Formal arbitration will take the front seat as Qatar and the UAE edge closer towards their project deadlines for World Cup 2022 and Expo 2020

Laura Warren is a construction & projects partner at Clyde & Co, Doha
Laura Warren is a construction & projects partner at Clyde & Co, Doha

The upcoming 2022 FIFA World Cup in Qatar and Expo 2020 in Dubai, UAE, will see an unparalleled number of visitors to the GCC region.

A number of sizeable infrastructure projects and associated developments have been earmarked to showcase the region and provide for this influx.

Large-scale projects, coupled with short timeframes for completion, understandably carry with them the risk of construction disputes.

Against this backdrop, it is key to examine the regional outlook for disputes in Qatar and Dubai leading up to these events, and focus on those ways to manage the risk of disputes.

The award of the 2022 FIFA World Cup has fuelled an enormous amount of investment and construction in Qatar.

Additionally, large infrastructure projects like the Inner Doha Re-sewerage Implementation Strategy (IDRIS), Doha Metro, the orbital expressways, and New Doha Port are taking shape, in line with the requirements of Qatar National Vision 2030.

With some projects nearing completion and others approaching their deadlines, we expect a steady increase in construction disputes.

Resolution through the local courts will remain popular, but we see an increasing trend towards resolution through arbitration.

World Expos have a legacy of transformative developments and iconic architectural achievements.

A number of the UAE’s infrastructure developments will coincide with Expo 2020, including Trade Centre Jebel Ali, Al Maktoum International Airport expansion, and the Dubai Creek expansion project.

Care will need to be taken to actively plan and manage project delivery. Without it, we would expect the following types of dispute to arise:

Scope variations – particularly in respect to design obligations, where important decisions are deferred and responsibility for obtaining approvals impacts project delivery;

Acceleration – given the ‘hard’ deadlines likely to be associated with projects, we see acceleration of works being a point of contention;

Defects – ‘hard’ deadlines for large projects may stretch resources, causing increased risk of defective or non-compliant work; and,

Cash flow – mobilisation of sufficient resources will require adequate cash flow at all project levels.
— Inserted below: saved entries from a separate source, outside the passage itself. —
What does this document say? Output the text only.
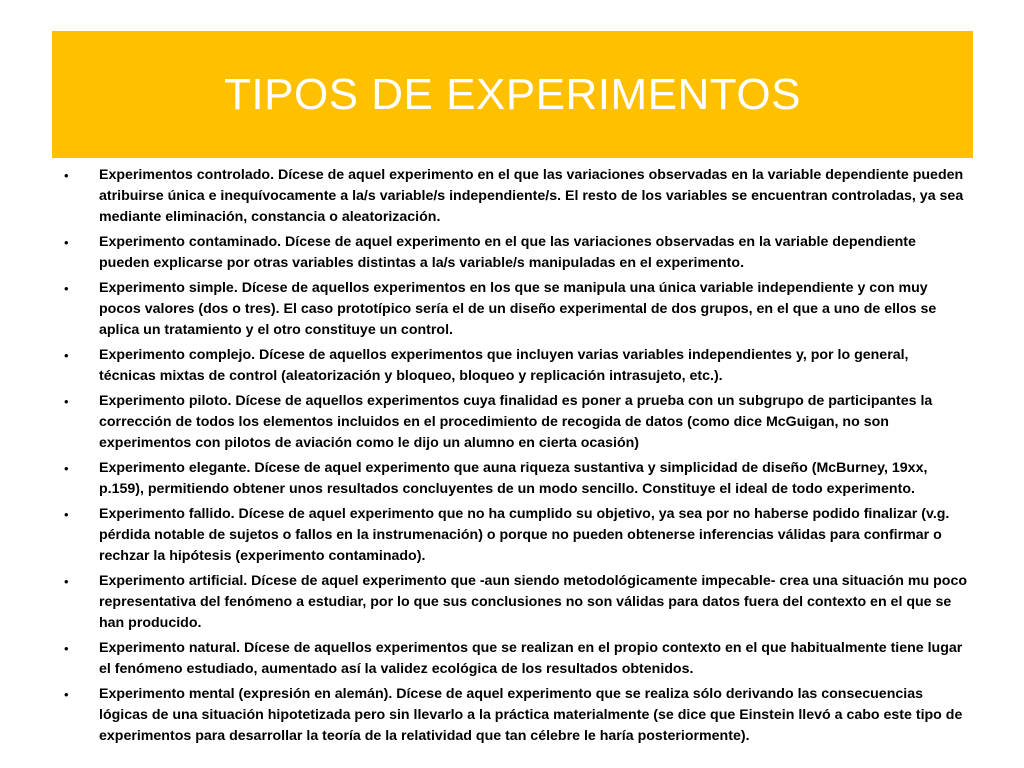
TIPOS DE EXPERIMENTOS
• Experimentos controlado. Dícese de aquel experimento en el que las variaciones observadas en la variable dependiente pueden atribuirse única e inequívocamente a la/s variable/s independiente/s. El resto de los variables se encuentran controladas, ya sea mediante eliminación, constancia o aleatorización.
• Experimento contaminado. Dícese de aquel experimento en el que las variaciones observadas en la variable dependiente pueden explicarse por otras variables distintas a la/s variable/s manipuladas en el experimento.
• Experimento simple. Dícese de aquellos experimentos en los que se manipula una única variable independiente y con muy pocos valores (dos o tres). El caso prototípico sería el de un diseño experimental de dos grupos, en el que a uno de ellos se aplica un tratamiento y el otro constituye un control.
• Experimento complejo. Dícese de aquellos experimentos que incluyen varias variables independientes y, por lo general, técnicas mixtas de control (aleatorización y bloqueo, bloqueo y replicación intrasujeto, etc.).
• Experimento piloto. Dícese de aquellos experimentos cuya finalidad es poner a prueba con un subgrupo de participantes la corrección de todos los elementos incluidos en el procedimiento de recogida de datos (como dice McGuigan, no son experimentos con pilotos de aviación como le dijo un alumno en cierta ocasión)
• Experimento elegante. Dícese de aquel experimento que auna riqueza sustantiva y simplicidad de diseño (McBurney, 19xx, p.159), permitiendo obtener unos resultados concluyentes de un modo sencillo. Constituye el ideal de todo experimento.
• Experimento fallido. Dícese de aquel experimento que no ha cumplido su objetivo, ya sea por no haberse podido finalizar (v.g. pérdida notable de sujetos o fallos en la instrumenación) o porque no pueden obtenerse inferencias válidas para confirmar o rechzar la hipótesis (experimento contaminado).
• Experimento artificial. Dícese de aquel experimento que -aun siendo metodológicamente impecable- crea una situación mu poco representativa del fenómeno a estudiar, por lo que sus conclusiones no son válidas para datos fuera del contexto en el que se han producido.
• Experimento natural. Dícese de aquellos experimentos que se realizan en el propio contexto en el que habitualmente tiene lugar el fenómeno estudiado, aumentado así la validez ecológica de los resultados obtenidos.
• Experimento mental (expresión en alemán). Dícese de aquel experimento que se realiza sólo derivando las consecuencias lógicas de una situación hipotetizada pero sin llevarlo a la práctica materialmente (se dice que Einstein llevó a cabo este tipo de experimentos para desarrollar la teoría de la relatividad que tan célebre le haría posteriormente).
If not managed properly, this could lead to difficulties in terms of payment disputes.

Edging closer to 2020 and 2022, the effects of ‘hard’ deadlines will be felt, and the potential for construction disputes will increase as the timeframes for completion of various planned projects become tighter.
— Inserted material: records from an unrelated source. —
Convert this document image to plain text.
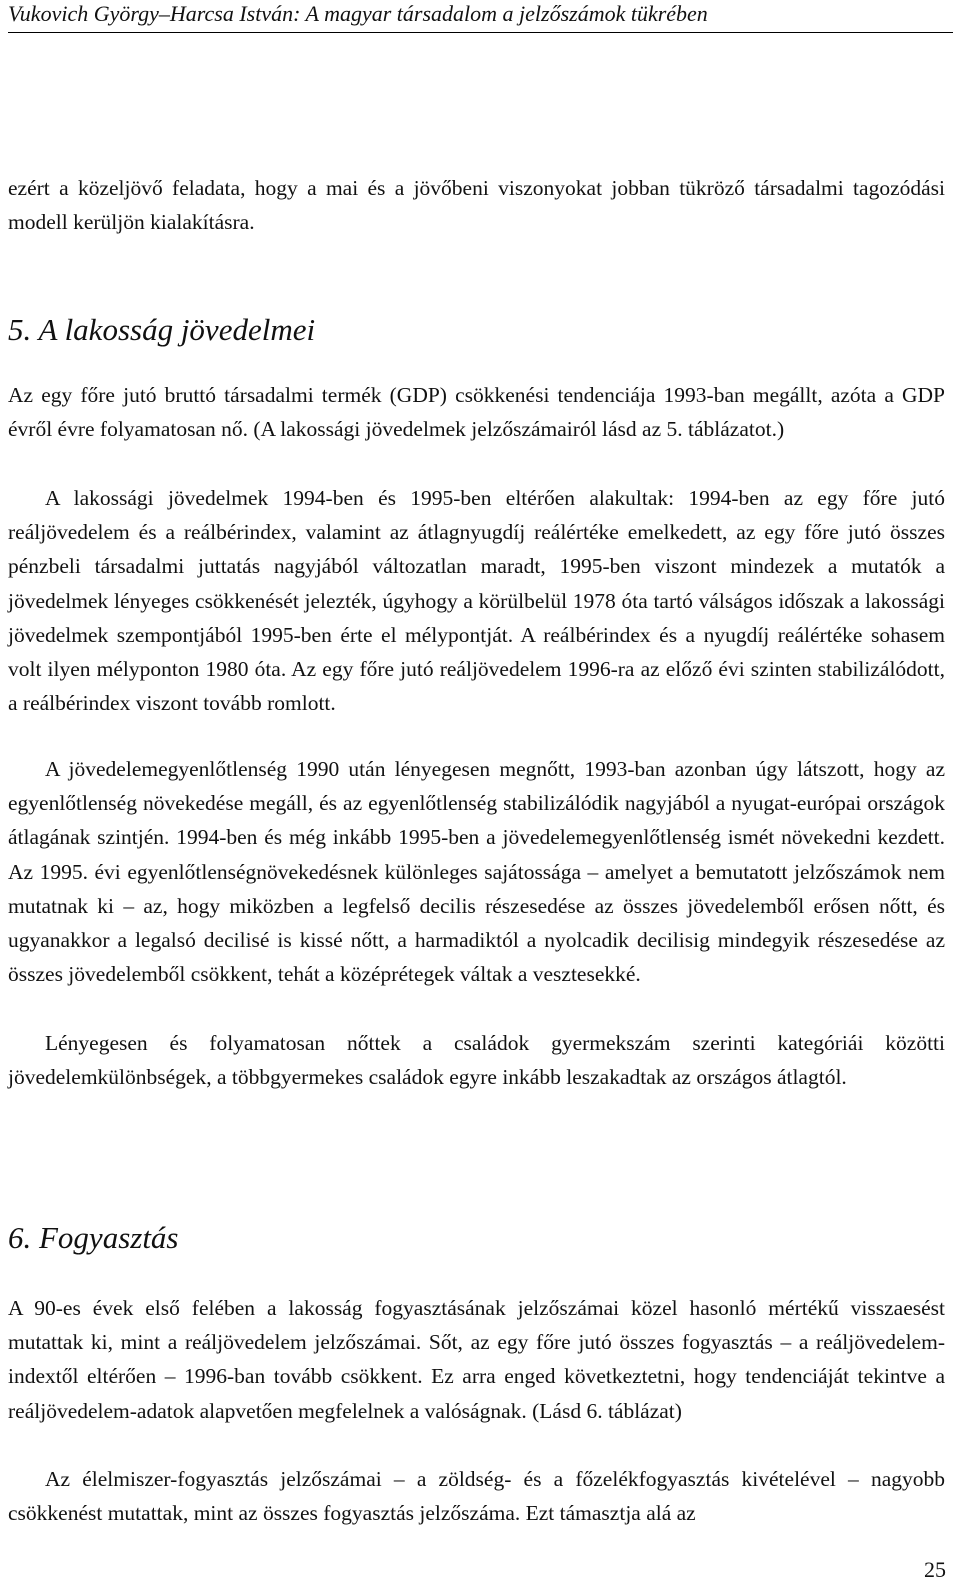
Vukovich György–Harcsa István: A magyar társadalom a jelzőszámok tükrében

ezért a közeljövő feladata, hogy a mai és a jövőbeni viszonyokat jobban tükröző társadalmi tagozódási modell kerüljön kialakításra.

5. A lakosság jövedelmei

Az egy főre jutó bruttó társadalmi termék (GDP) csökkenési tendenciája 1993-ban megállt, azóta a GDP évről évre folyamatosan nő. (A lakossági jövedelmek jelzőszámairól lásd az 5. táblázatot.)

A lakossági jövedelmek 1994-ben és 1995-ben eltérően alakultak: 1994-ben az egy főre jutó reáljövedelem és a reálbérindex, valamint az átlagnyugdíj reálértéke emelkedett, az egy főre jutó összes pénzbeli társadalmi juttatás nagyjából változatlan maradt, 1995-ben viszont mindezek a mutatók a jövedelmek lényeges csökkenését jelezték, úgyhogy a körülbelül 1978 óta tartó válságos időszak a lakossági jövedelmek szempontjából 1995-ben érte el mélypontját. A reálbérindex és a nyugdíj reálértéke sohasem volt ilyen mélyponton 1980 óta. Az egy főre jutó reáljövedelem 1996-ra az előző évi szinten stabilizálódott, a reálbérindex viszont tovább romlott.

A jövedelemegyenlőtlenség 1990 után lényegesen megnőtt, 1993-ban azonban úgy látszott, hogy az egyenlőtlenség növekedése megáll, és az egyenlőtlenség stabilizálódik nagyjából a nyugat-európai országok átlagának szintjén. 1994-ben és még inkább 1995-ben a jövedelemegyenlőtlenség ismét növekedni kezdett. Az 1995. évi egyenlőtlenségnövekedésnek különleges sajátossága – amelyet a bemutatott jelzőszámok nem mutatnak ki – az, hogy miközben a legfelső decilis részesedése az összes jövedelemből erősen nőtt, és ugyanakkor a legalsó decilisé is kissé nőtt, a harmadiktól a nyolcadik decilisig mindegyik részesedése az összes jövedelemből csökkent, tehát a középrétegek váltak a vesztesekké.

Lényegesen és folyamatosan nőttek a családok gyermekszám szerinti kategóriái közötti jövedelemkülönbségek, a többgyermekes családok egyre inkább leszakadtak az országos átlagtól.

6. Fogyasztás

A 90-es évek első felében a lakosság fogyasztásának jelzőszámai közel hasonló mértékű visszaesést mutattak ki, mint a reáljövedelem jelzőszámai. Sőt, az egy főre jutó összes fogyasztás – a reáljövedelem-indextől eltérően – 1996-ban tovább csökkent. Ez arra enged következtetni, hogy tendenciáját tekintve a reáljövedelem-adatok alapvetően megfelelnek a valóságnak. (Lásd 6. táblázat)

Az élelmiszer-fogyasztás jelzőszámai – a zöldség- és a főzelékfogyasztás kivételével – nagyobb csökkenést mutattak, mint az összes fogyasztás jelzőszáma. Ezt támasztja alá az

25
To avoid these disputes, parties will need to carefully define project scope and specific obligations at the outset, and ensure there is clarity as to where those obligations sit between the various project participants.

Proactive and rigorous contract administration on all sides will also be key to ensuring any disputes are avoided, or otherwise addressed, as they arise.

We expect arbitration to remain the preferred mechanism for formal dispute resolution in the construction projects leading up to the Expo 2020 and the 2022 FIFA World Cup.

Arbitration has several advantages compared to litigation within the local courts, including the ability of parties to appoint suitably experienced experts to act as arbitrators.

Given the increased scrutiny on project delivery – both national and international – the confidential nature of the process will also appeal to construction parties.